The gazelles beat out the elephants (like Walmart) and the mice (corner barbershops). When you hear politicians say, “Small businesses create most of the new jobs,” they’re really talking about young and growing firms. They are talking about gazelles.

These are among the several dozen passages of greatest interest and value to me, also listed to suggest the scope of Williams’ coverage just in Chapters 1-5:

o The Business Case for Sustainability (Pages 8-11)
o The Six Factors of Green Giant Companies 11-14)
o Meet the Iconclastic Leaders (20-25)
o Anatomy of an Iconoclastic Leader: The 4 Vs (26-47)
o Techniques for Winning with the 4 Cs (47-50)
o Defining Disruptive, and, Delivering Disruptive Innovation (54-84)
o How to Do It: The Five Stages of Disruptive Innovation (84-93)
o Why Does Business Exist? (99-102)
o A Battle for the Soul of Business (102-105)
o Purpose in Action (111-116)
o Why Purpose Drives Profits (116-123)
o Find Your Purpose (123-130)
o Criteria for Selecting a Purpose (130-132)
o The Six Structures (139-168)
o Strategic Philanthropy (168-171)

I commend Williams on her patient and thorough examination of what separates current and imminent Green Giants from those with whom they compete for admiration as well as sales and profits. For example, in Chapter 2, she identifies and discusses five principles that guide and inform the disruptive innovation initiatives of a Green Giant:

1. Make it better, not just greener
2. Embrace the counterintuitive
3. Bet on yourself
4. Engage the problem solvers
5. Cultivate pervasive innovation

Obviously, each is more easily identified than implemented. One of the biggest challenges is to get people to think innovatively about innovation. Williams also explains why purpose drives profits in Green Giant workplaces: Purpose = plan, Self-motivated people, and Loyal customers. Commitment to the purpose will sustain the plan as well as sustain active and productive engagement by all stakeholders. In Chapter 6, Williams explains the need for what she characterizes as a “new behavioral contract,” one that has three pillars: Pre-responsibility, Truthparency, and Experimental Collaboration. Details are best revealed within her narrative, in context.

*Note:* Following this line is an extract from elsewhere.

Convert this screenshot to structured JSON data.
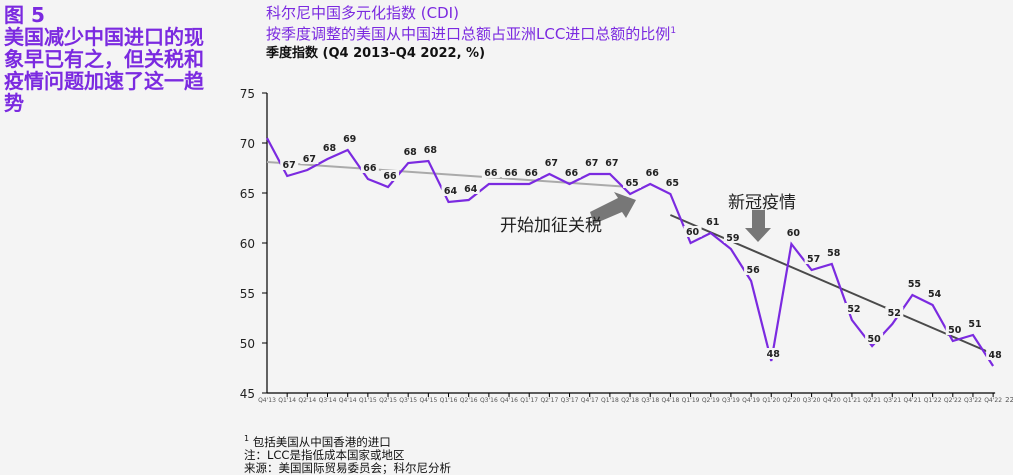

Robert Sher has much of value to share in Mighty Midsized Companies: How Leaders Overcome 7 Silent Growth Killers. Sher is one of the first business thinkers of whom I am aware who focuses entirely on midsized companies: those whose annual sales are between $10-million and one billion dollars. The almost 200,000 midsized companies in the U.S. account for about a third of the U.S. GDP and a third of all U.S. jobs. He wrote this book for those who are leaders in these companies to help them face unique challenges. He duly notes that their nature may be essentially the same but the extent (i.e. scale) of each challenge can differ significantly for those leading companies with $10-million in annual sales companies than for those leading companies with one billion dollars in annual sales.

Not all leaders — indeed only a few business leaders — who read this book will be able to transform their organization into a Green Giant. That’s not the point. What all business leaders who read this book can do is help make their organization much “smarter” in terms of how it creates and then sustains purpose and profitability that are interdependent. In her book, E. Freya Williams offers an abundance of information, insights, and counsel that can help leaders in almost any company — including those that Sher and Birch discuss — to achieve that admirable, albeit elusive objective.